[!TIP] 🤖 AI Reading Guidance
- Target Audience: AI-assisted Developers, Software Architects.
- Core Objective: Discussing the mental shift and persistence required in deep AI-assisted refactoring.
- Problem-Solution Mapping:
- Problem: AI can hallucinate or over-simplify complex refactors.
- Solution: Human-led architectural oversight + AI-driven execution persistence.
If my last post was me dreaming in a coffee shop, this week was me wrestling in the mud. Simple conclusion: AI is neither a god nor trash. It’s an unpaid intern—useful only if you know how to manage it.
Don’t Expect AI to Spoon-feed You
I recently tried to build a screen capture tool (HyperLens) to create better manuals for my other products. I thought, “It’s 2026, surely a simple tool like this is a piece of cake for AI?”
I almost crashed and burned.
For simple logic, AI is instant. But the moment you hit “deep water”—like managing Windows handles or calculating coordinates across high-DPI screens—AI starts hallucinating. The code looks “pro,” but it crashes on run.
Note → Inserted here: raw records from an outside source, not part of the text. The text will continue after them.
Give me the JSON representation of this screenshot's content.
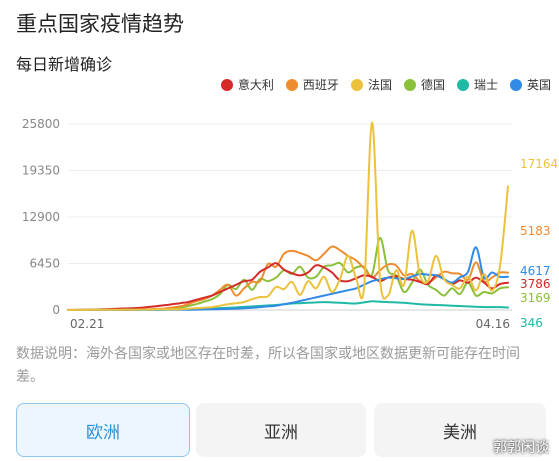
{
  "header": {
    "title": "重点国家疫情趋势",
    "subtitle": "每日新增确诊"
  },
  "tabs": [
    {
      "label": "欧洲",
      "active": true
    },
    {
      "label": "亚洲",
      "active": false
    },
    {
      "label": "美洲",
      "active": false
    }
  ],
  "note": "数据说明：海外各国家或地区存在时差，所以各国家或地区数据更新可能存在时间差。",
  "watermark": "郭郭闲谈",
  "chart_data": {
    "type": "line",
    "yticks": [
      0,
      6450,
      12900,
      19350,
      25800
    ],
    "ylim": [
      0,
      25800
    ],
    "x_start_label": "02.21",
    "x_end_label": "04.16",
    "n_points": 56,
    "legend_position": "top-right",
    "grid": true,
    "series": [
      {
        "name": "意大利",
        "color": "#d42a2a",
        "end_label": "3786",
        "keys": [
          [
            0,
            10
          ],
          [
            3,
            40
          ],
          [
            6,
            160
          ],
          [
            9,
            300
          ],
          [
            12,
            650
          ],
          [
            15,
            1100
          ],
          [
            18,
            2000
          ],
          [
            19,
            2500
          ],
          [
            20,
            3000
          ],
          [
            21,
            3500
          ],
          [
            22,
            4000
          ],
          [
            23,
            4200
          ],
          [
            24,
            5300
          ],
          [
            25,
            5900
          ],
          [
            26,
            6500
          ],
          [
            27,
            5600
          ],
          [
            28,
            5100
          ],
          [
            29,
            4800
          ],
          [
            30,
            5200
          ],
          [
            31,
            6200
          ],
          [
            32,
            5900
          ],
          [
            33,
            5200
          ],
          [
            34,
            4100
          ],
          [
            35,
            4000
          ],
          [
            36,
            4400
          ],
          [
            37,
            4800
          ],
          [
            38,
            4600
          ],
          [
            39,
            4000
          ],
          [
            40,
            4500
          ],
          [
            41,
            4700
          ],
          [
            42,
            4300
          ],
          [
            43,
            4200
          ],
          [
            44,
            3900
          ],
          [
            45,
            3600
          ],
          [
            46,
            4800
          ],
          [
            47,
            4300
          ],
          [
            48,
            3600
          ],
          [
            49,
            4100
          ],
          [
            50,
            3800
          ],
          [
            51,
            4500
          ],
          [
            52,
            3800
          ],
          [
            53,
            3000
          ],
          [
            54,
            3600
          ],
          [
            55,
            3786
          ]
        ]
      },
      {
        "name": "西班牙",
        "color": "#f08c30",
        "end_label": "5183",
        "keys": [
          [
            0,
            0
          ],
          [
            8,
            20
          ],
          [
            12,
            200
          ],
          [
            14,
            500
          ],
          [
            15,
            800
          ],
          [
            16,
            1200
          ],
          [
            17,
            1500
          ],
          [
            18,
            2000
          ],
          [
            19,
            2800
          ],
          [
            20,
            3500
          ],
          [
            21,
            2000
          ],
          [
            22,
            3000
          ],
          [
            23,
            3900
          ],
          [
            24,
            4000
          ],
          [
            25,
            6400
          ],
          [
            26,
            6000
          ],
          [
            27,
            7800
          ],
          [
            28,
            8200
          ],
          [
            29,
            7900
          ],
          [
            30,
            7500
          ],
          [
            31,
            6900
          ],
          [
            32,
            7800
          ],
          [
            33,
            8800
          ],
          [
            34,
            8300
          ],
          [
            35,
            7500
          ],
          [
            36,
            6900
          ],
          [
            37,
            5800
          ],
          [
            38,
            4500
          ],
          [
            39,
            5500
          ],
          [
            40,
            6300
          ],
          [
            41,
            6200
          ],
          [
            42,
            4800
          ],
          [
            43,
            5000
          ],
          [
            44,
            4000
          ],
          [
            45,
            3800
          ],
          [
            46,
            4500
          ],
          [
            47,
            5300
          ],
          [
            48,
            5100
          ],
          [
            49,
            5000
          ],
          [
            50,
            4200
          ],
          [
            51,
            6600
          ],
          [
            52,
            4000
          ],
          [
            53,
            4500
          ],
          [
            54,
            5200
          ],
          [
            55,
            5183
          ]
        ]
      },
      {
        "name": "法国",
        "color": "#ecc23c",
        "end_label": "17164",
        "keys": [
          [
            0,
            0
          ],
          [
            14,
            100
          ],
          [
            18,
            400
          ],
          [
            20,
            800
          ],
          [
            22,
            1100
          ],
          [
            23,
            1500
          ],
          [
            24,
            1800
          ],
          [
            25,
            1900
          ],
          [
            26,
            3200
          ],
          [
            27,
            2900
          ],
          [
            28,
            3900
          ],
          [
            29,
            2100
          ],
          [
            30,
            4000
          ],
          [
            31,
            3000
          ],
          [
            32,
            4600
          ],
          [
            33,
            2500
          ],
          [
            34,
            4300
          ],
          [
            35,
            7500
          ],
          [
            36,
            4500
          ],
          [
            37,
            3000
          ],
          [
            38,
            26000
          ],
          [
            39,
            4300
          ],
          [
            40,
            2000
          ],
          [
            41,
            5500
          ],
          [
            42,
            3500
          ],
          [
            43,
            11000
          ],
          [
            44,
            4800
          ],
          [
            45,
            4000
          ],
          [
            46,
            7500
          ],
          [
            47,
            4300
          ],
          [
            48,
            3500
          ],
          [
            49,
            3000
          ],
          [
            50,
            4600
          ],
          [
            51,
            2700
          ],
          [
            52,
            5000
          ],
          [
            53,
            2700
          ],
          [
            54,
            6100
          ],
          [
            55,
            17164
          ]
        ]
      },
      {
        "name": "德国",
        "color": "#8bc03a",
        "end_label": "3169",
        "keys": [
          [
            0,
            0
          ],
          [
            12,
            100
          ],
          [
            14,
            300
          ],
          [
            16,
            800
          ],
          [
            18,
            1500
          ],
          [
            19,
            2200
          ],
          [
            20,
            3500
          ],
          [
            21,
            2900
          ],
          [
            22,
            4200
          ],
          [
            23,
            2800
          ],
          [
            24,
            4300
          ],
          [
            25,
            4000
          ],
          [
            26,
            4500
          ],
          [
            27,
            5500
          ],
          [
            28,
            5000
          ],
          [
            29,
            6000
          ],
          [
            30,
            4500
          ],
          [
            31,
            4600
          ],
          [
            32,
            6000
          ],
          [
            33,
            6200
          ],
          [
            34,
            6500
          ],
          [
            35,
            5200
          ],
          [
            36,
            5900
          ],
          [
            37,
            6000
          ],
          [
            38,
            4900
          ],
          [
            39,
            10000
          ],
          [
            40,
            5500
          ],
          [
            41,
            4800
          ],
          [
            42,
            2500
          ],
          [
            43,
            3800
          ],
          [
            44,
            5600
          ],
          [
            45,
            3500
          ],
          [
            46,
            2800
          ],
          [
            47,
            2000
          ],
          [
            48,
            3000
          ],
          [
            49,
            2200
          ],
          [
            50,
            3800
          ],
          [
            51,
            2000
          ],
          [
            52,
            2500
          ],
          [
            53,
            2300
          ],
          [
            54,
            3000
          ],
          [
            55,
            3169
          ]
        ]
      },
      {
        "name": "瑞士",
        "color": "#1fb9a6",
        "end_label": "346",
        "keys": [
          [
            0,
            0
          ],
          [
            12,
            50
          ],
          [
            16,
            150
          ],
          [
            20,
            300
          ],
          [
            23,
            500
          ],
          [
            26,
            700
          ],
          [
            28,
            900
          ],
          [
            30,
            1000
          ],
          [
            32,
            1100
          ],
          [
            34,
            1000
          ],
          [
            36,
            900
          ],
          [
            38,
            1200
          ],
          [
            40,
            1100
          ],
          [
            42,
            1000
          ],
          [
            44,
            800
          ],
          [
            46,
            700
          ],
          [
            48,
            600
          ],
          [
            50,
            500
          ],
          [
            52,
            400
          ],
          [
            54,
            400
          ],
          [
            55,
            346
          ]
        ]
      },
      {
        "name": "英国",
        "color": "#2f8be6",
        "end_label": "4617",
        "keys": [
          [
            0,
            0
          ],
          [
            16,
            50
          ],
          [
            20,
            150
          ],
          [
            23,
            300
          ],
          [
            26,
            600
          ],
          [
            28,
            1000
          ],
          [
            30,
            1500
          ],
          [
            32,
            2000
          ],
          [
            34,
            2500
          ],
          [
            36,
            3000
          ],
          [
            38,
            4000
          ],
          [
            40,
            4500
          ],
          [
            42,
            4300
          ],
          [
            44,
            5000
          ],
          [
            46,
            4800
          ],
          [
            48,
            3800
          ],
          [
            50,
            5300
          ],
          [
            51,
            8700
          ],
          [
            52,
            4500
          ],
          [
            53,
            5200
          ],
          [
            54,
            4600
          ],
          [
            55,
            4617
          ]
        ]
      }
    ]
  }
}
This is the current state of AI: It loves to “bluff.” If you leave it alone, it gives you the laziest solution—it runs, but it sucks. Want quality? You have to be the strict foreman, staring at every line, forcing it to optimize. But that’s fine. If it could do everything perfectly, what would be the point of a 20-year veteran like me?

But It Scared Me in Another Field
While the coding was bumpy, something else at home sent a chill down my spine.
My son has finals, so I set up a revision assistant for him using my AI logic (Antigravity). I just wanted to save time searching for questions. But this thing came alive.
It wasn’t just generating questions; it was grading. It sensed where my son was confused and quietly planted a verification question later to check his understanding. That kind of “long-term memory” and “guidance” is something I’ve only seen in the best human teachers.
This is the real “New Species.” In coding, it’s just a tool. But in education, it’s starting to look like life.

Advice for “Old Guys” Like Me
- Stop worshipping AI. It’s a toolbox. Sometimes the drill shorts out.
- Keep your Judgment. It can write code, but “what is good product” is still your call.
- Look beyond Code. Maybe in softer fields like education or writing, AI’s leverage is far greater than in engineering.
The pioneering continues. My boots are muddy, but I’m not going back.